Try to improve performance of Dataflow Errors

radeusgd commented 1 year ago

The benchmarks in #8130 show that our handling of Panics is super fast, however the dataflow errors are far behind them - being 200x - 8500x slower.

It would be good if we could get the dataflow errors performance a bit closer to that of panics, because dataflow errors are the primary way of reporting errors in Enso standard library.

While at it, it would be good to still retain the ability to query the stack trace of a dataflow error, when needed. In most scenarios the stack trace is ignored (so the computational effort used to create it is wasted), but in some cases the stack trace may be very helpful - e.g. when reporting test suite failures or debugging. Somehow, Panics seem to be able to retain on-demand stack traces while also being fast - ideally it would be great to have the same for dataflow errors, if possible.

radeusgd commented 1 year ago

See this comment in the related PR for instructions how to run the benchmarks on JMH.

JaroslavTulach commented 1 year ago

DataflowError creation used to be slow. It slowed down at:

cc73338 - Radosław Waśko radoslaw.wasko@enso.org Mar 18, 2022 The library developer should be able to handle specific types of Panics while passing through others (#3344)

Also ensures that Dataflow Errors have proper stack traces (earlier they did not point at the right location).

radeusgd commented 1 year ago

DataflowError creation used to be slow. It slowed down at:

cc73338 - Radosław Waśko radoslaw.wasko@enso.org Mar 18, 2022 The library developer should be able to handle specific types of Panics while passing through others (#3344)

Also ensures that Dataflow Errors have proper stack traces (earlier they did not point at the right location).

Yes, I suspected fixing stack traces was likely the cause for slowdown. We probably need to add them in a smarter 'more lazy' way.

Note that before this fix the error stack traces were completely useless and misleading - as IIRC if you queried the error stack trace, you were getting the location of the first time stack trace of that error was queried - i.e. usually just your current Runtime.get_stack_trace.

radeusgd commented 1 year ago

I was curious and did a little bit of digging into TruffleStackTrace.

So apparently, while unwinding the stack after an exception is thrown, whenever passing a CallTarget, the DefaultRuntimeAccessor.LANGUAGE.onThrowable is called, which in turn calls TruffleStackTrace.addStackFrameInfo which lazily adds stack frames to AbstractTruffleException.

Thus, if a Panic is caught not many frames later, and its full stack trace is never queried - we are saved from the overhead of constructing the full stack trace - hence the awesome performance.

Case for dataflow errors

The nice performance of panics is mostly due to 'lazy' adding of stack frames when we are unwinding the stack, looking for a try-catch clause.

Unfortunately, we cannot re-use this cool effect for Dataflow errors - because they do not propagate through stack unwinding, but are simply propagated by value passing. So most likely, we cannot easily perform such lazy optimization.

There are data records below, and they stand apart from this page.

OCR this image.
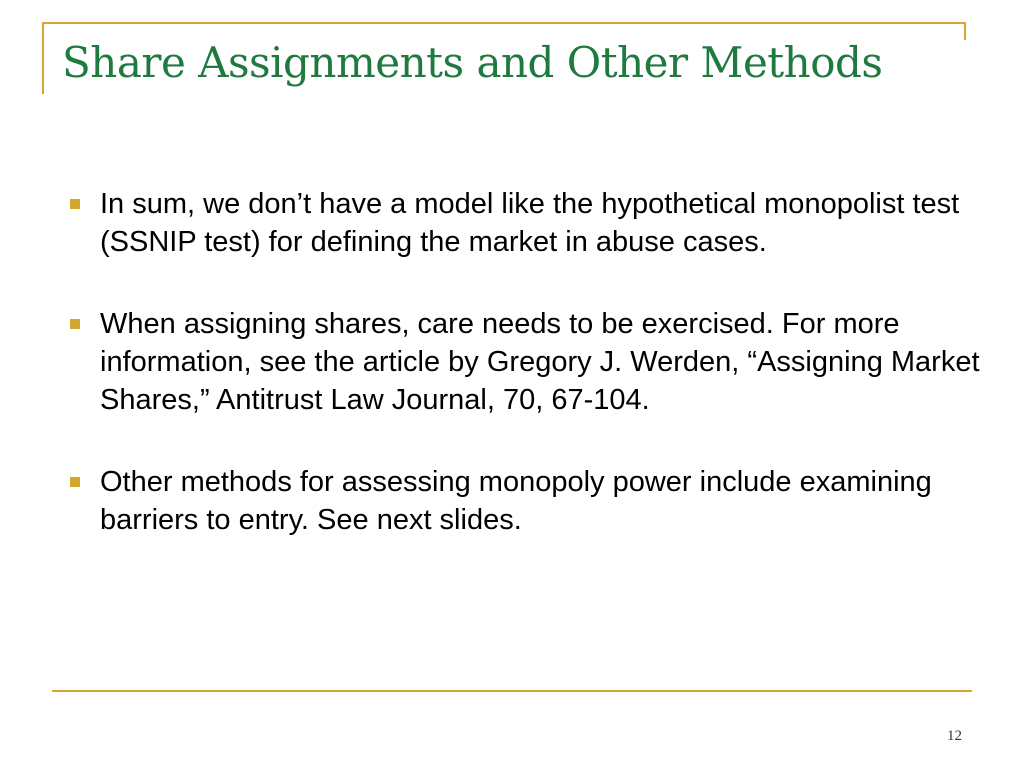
Share Assignments and Other Methods
In sum, we don’t have a model like the hypothetical monopolist test (SSNIP test) for defining the market in abuse cases.
When assigning shares, care needs to be exercised. For more information, see the article by Gregory J. Werden, “Assigning Market Shares,” Antitrust Law Journal, 70, 67-104.
Other methods for assessing monopoly power include examining barriers to entry. See next slides.
12
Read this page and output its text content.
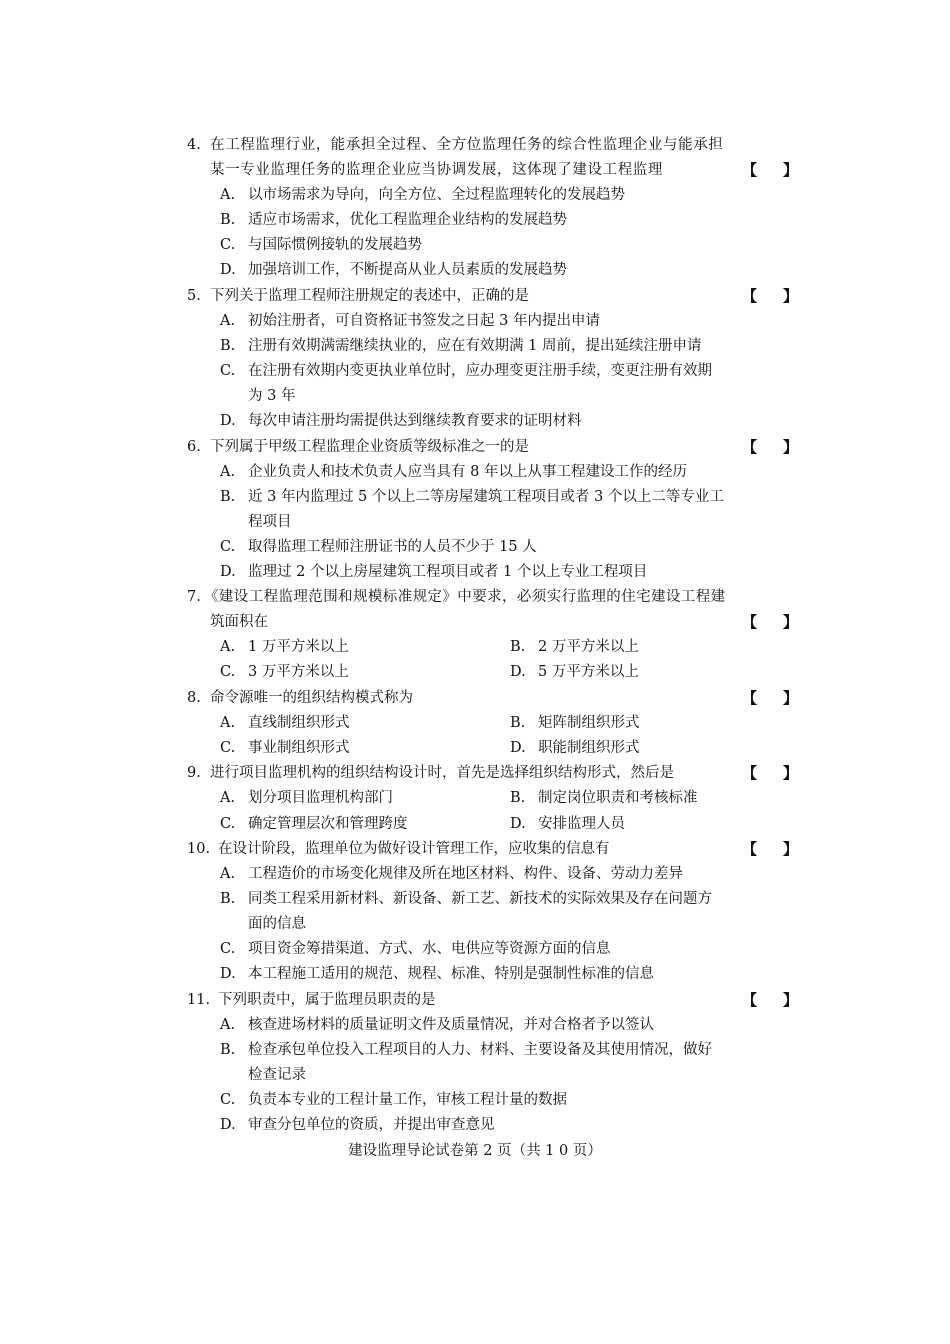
4. 在工程监理行业，能承担全过程、全方位监理任务的综合性监理企业与能承担
某一专业监理任务的监理企业应当协调发展，这体现了建设工程监理	【 】
A. 以市场需求为导向，向全方位、全过程监理转化的发展趋势
B. 适应市场需求，优化工程监理企业结构的发展趋势
C. 与国际惯例接轨的发展趋势
D. 加强培训工作，不断提高从业人员素质的发展趋势
5. 下列关于监理工程师注册规定的表述中，正确的是	【 】
A. 初始注册者，可自资格证书签发之日起 3 年内提出申请
B. 注册有效期满需继续执业的，应在有效期满 1 周前，提出延续注册申请
C. 在注册有效期内变更执业单位时，应办理变更注册手续，变更注册有效期
为 3 年
D. 每次申请注册均需提供达到继续教育要求的证明材料
6. 下列属于甲级工程监理企业资质等级标准之一的是	【 】
A. 企业负责人和技术负责人应当具有 8 年以上从事工程建设工作的经历
B. 近 3 年内监理过 5 个以上二等房屋建筑工程项目或者 3 个以上二等专业工
程项目
C. 取得监理工程师注册证书的人员不少于 15 人
D. 监理过 2 个以上房屋建筑工程项目或者 1 个以上专业工程项目
7. 《建设工程监理范围和规模标准规定》中要求，必须实行监理的住宅建设工程建
筑面积在	【 】
A. 1 万平方米以上	B. 2 万平方米以上
C. 3 万平方米以上	D. 5 万平方米以上
8. 命令源唯一的组织结构模式称为	【 】
A. 直线制组织形式	B. 矩阵制组织形式
C. 事业制组织形式	D. 职能制组织形式
9. 进行项目监理机构的组织结构设计时，首先是选择组织结构形式，然后是	【 】
A. 划分项目监理机构部门	B. 制定岗位职责和考核标准
C. 确定管理层次和管理跨度	D. 安排监理人员
10. 在设计阶段，监理单位为做好设计管理工作，应收集的信息有	【 】
A. 工程造价的市场变化规律及所在地区材料、构件、设备、劳动力差异
B. 同类工程采用新材料、新设备、新工艺、新技术的实际效果及存在问题方
面的信息
C. 项目资金筹措渠道、方式、水、电供应等资源方面的信息
D. 本工程施工适用的规范、规程、标准、特别是强制性标准的信息
11. 下列职责中，属于监理员职责的是	【 】
A. 核查进场材料的质量证明文件及质量情况，并对合格者予以签认
B. 检查承包单位投入工程项目的人力、材料、主要设备及其使用情况，做好
检查记录
C. 负责本专业的工程计量工作，审核工程计量的数据
D. 审查分包单位的资质，并提出审查意见
建设监理导论试卷第 2 页（共 1 0 页）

I guess a simple thing we still could do is to limit the depth of the stack trace - for many use cases, knowing only a few frames may still be enough to debug it.

radeusgd commented 1 year ago

Issue with panics

When looking into this, I noticed:

Note that if the Throwable is caught, its stack trace should be filled eagerly with TruffleStackTrace.fillIn(Throwable), unless it can be guaranteed to be re-thrown in the same call target, or that the stack trace will not be used.

within the TruffleStackTrace docs.

I realised that this would make Panics less efficient than they are now.

And indeed - we don't do what is described there. Is that ok?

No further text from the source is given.